What surprised me was that I found nothing in this book about strategy, tactics, mission statements, creativity, disintermediation, Hedgehogs, BHAGs or getting the right people on the bus. It didn’t talk about innovation or being customer focused or how we live in a totally new normal.
It talked
about relationships. About people. About honesty, forgiveness and, yes, in so many words, about love.
One of the core concepts of the book is self-betrayal. When you think that your values call for you to act in a certain way toward someone else, but you don’t–that is self-betrayal. When you recognize in a given situation that you ought to thank someone or help someone or apologize–and you don’t, you are betraying your own standards.
I could hardly believe what I was reading.
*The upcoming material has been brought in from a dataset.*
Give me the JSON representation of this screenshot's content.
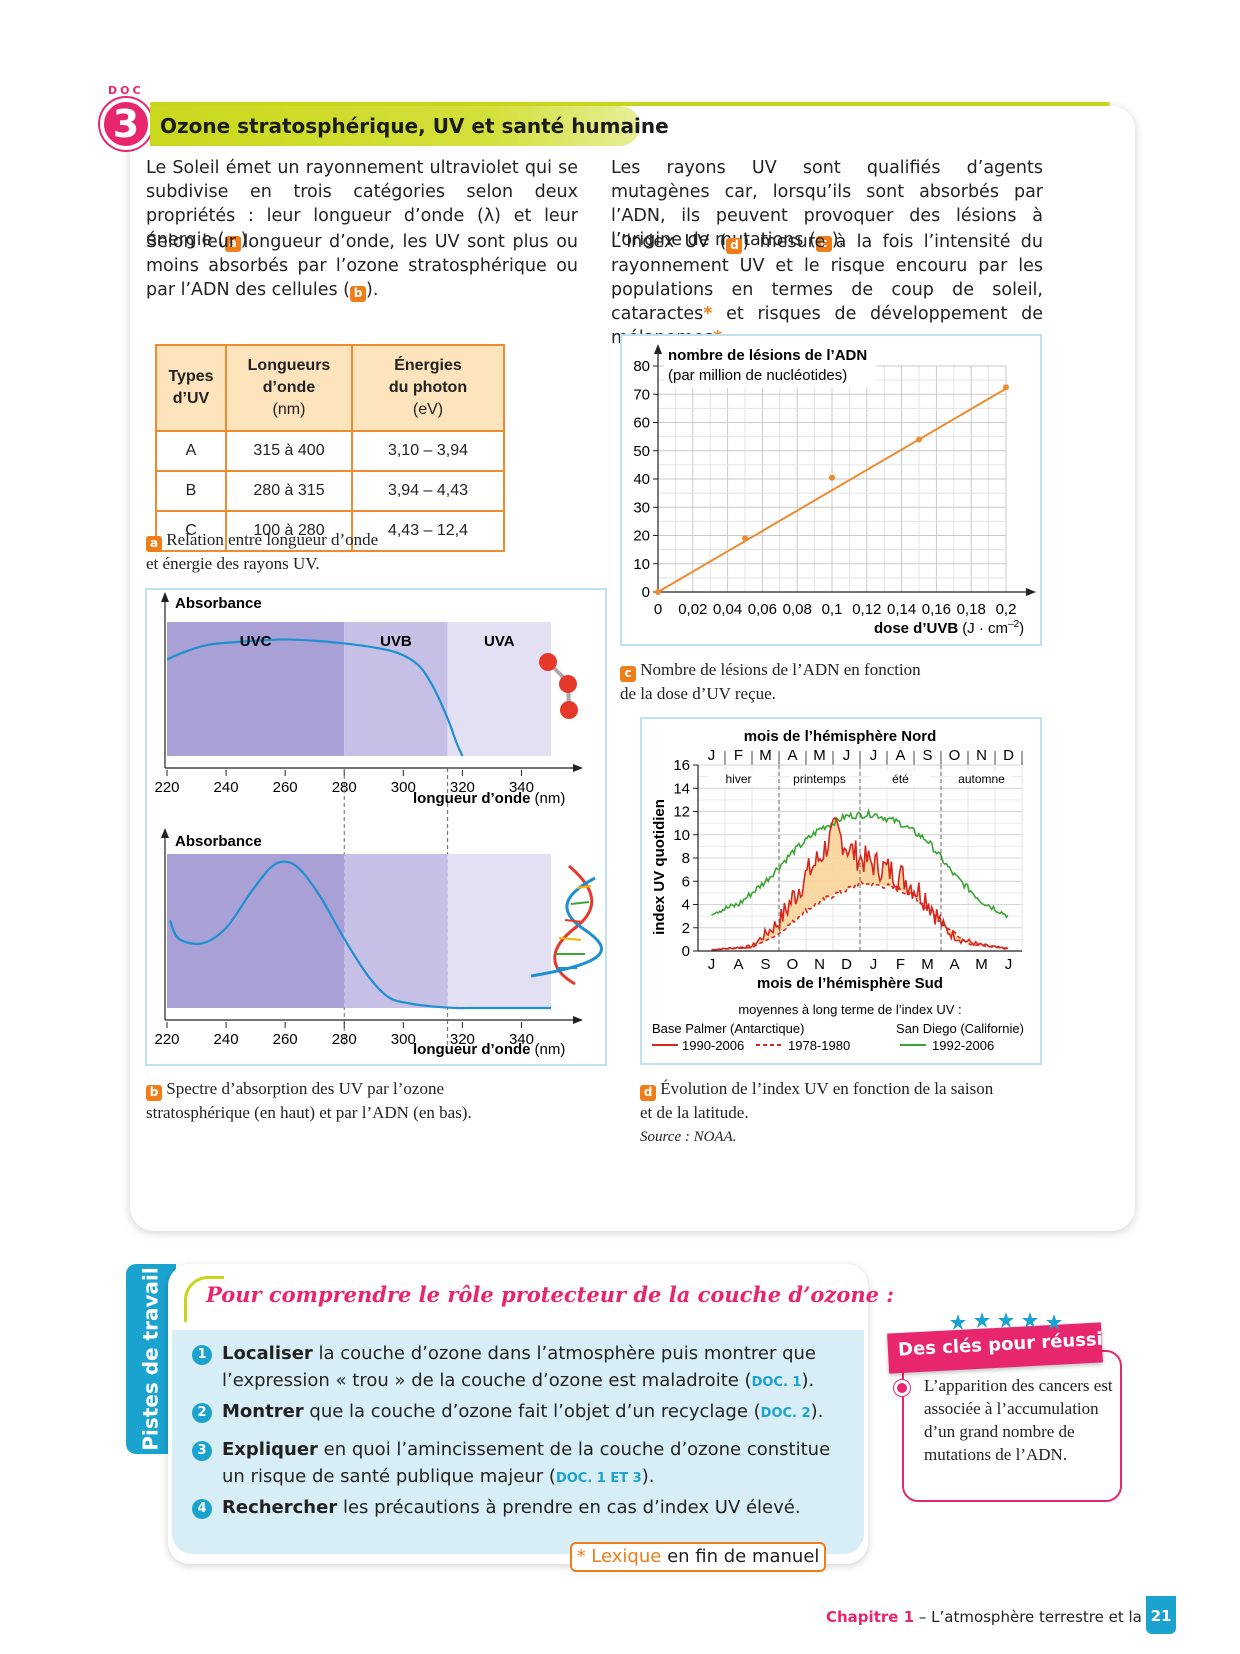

As Bud says, “In acting contrary to my sense of what was appropriate, I betrayed my own sense of how I should be toward another person” (p. 67). This sounded eerily like what the apostle Paul said in Romans 7: “I do not understand what I do. For what I want to do I do not do, but what I hate I do.”
Later in the book one of the main characters tells about being completely at odds with his son who has had major run-ins with the law. Yet after others helped him to see his son as a person and not as a thing, not as a problem, he completely changed. When they met the next time, “Out I darted to meet my son. He reached me in an instant and leaped into my arms, tears streaming down his face. Through the sobs I heard, ‘I’ll never let you down again, Dad.'” (p. 176). Was I actually reading an updated version of the Prodigal Son?
Yes, the fictional device in the book was a bit lame and contrived, but it was remarkable to read a business book that said the key to everything was to treat people as people. In ways the book was simple, maybe overly simple–yet in other ways it was deep, profound and true.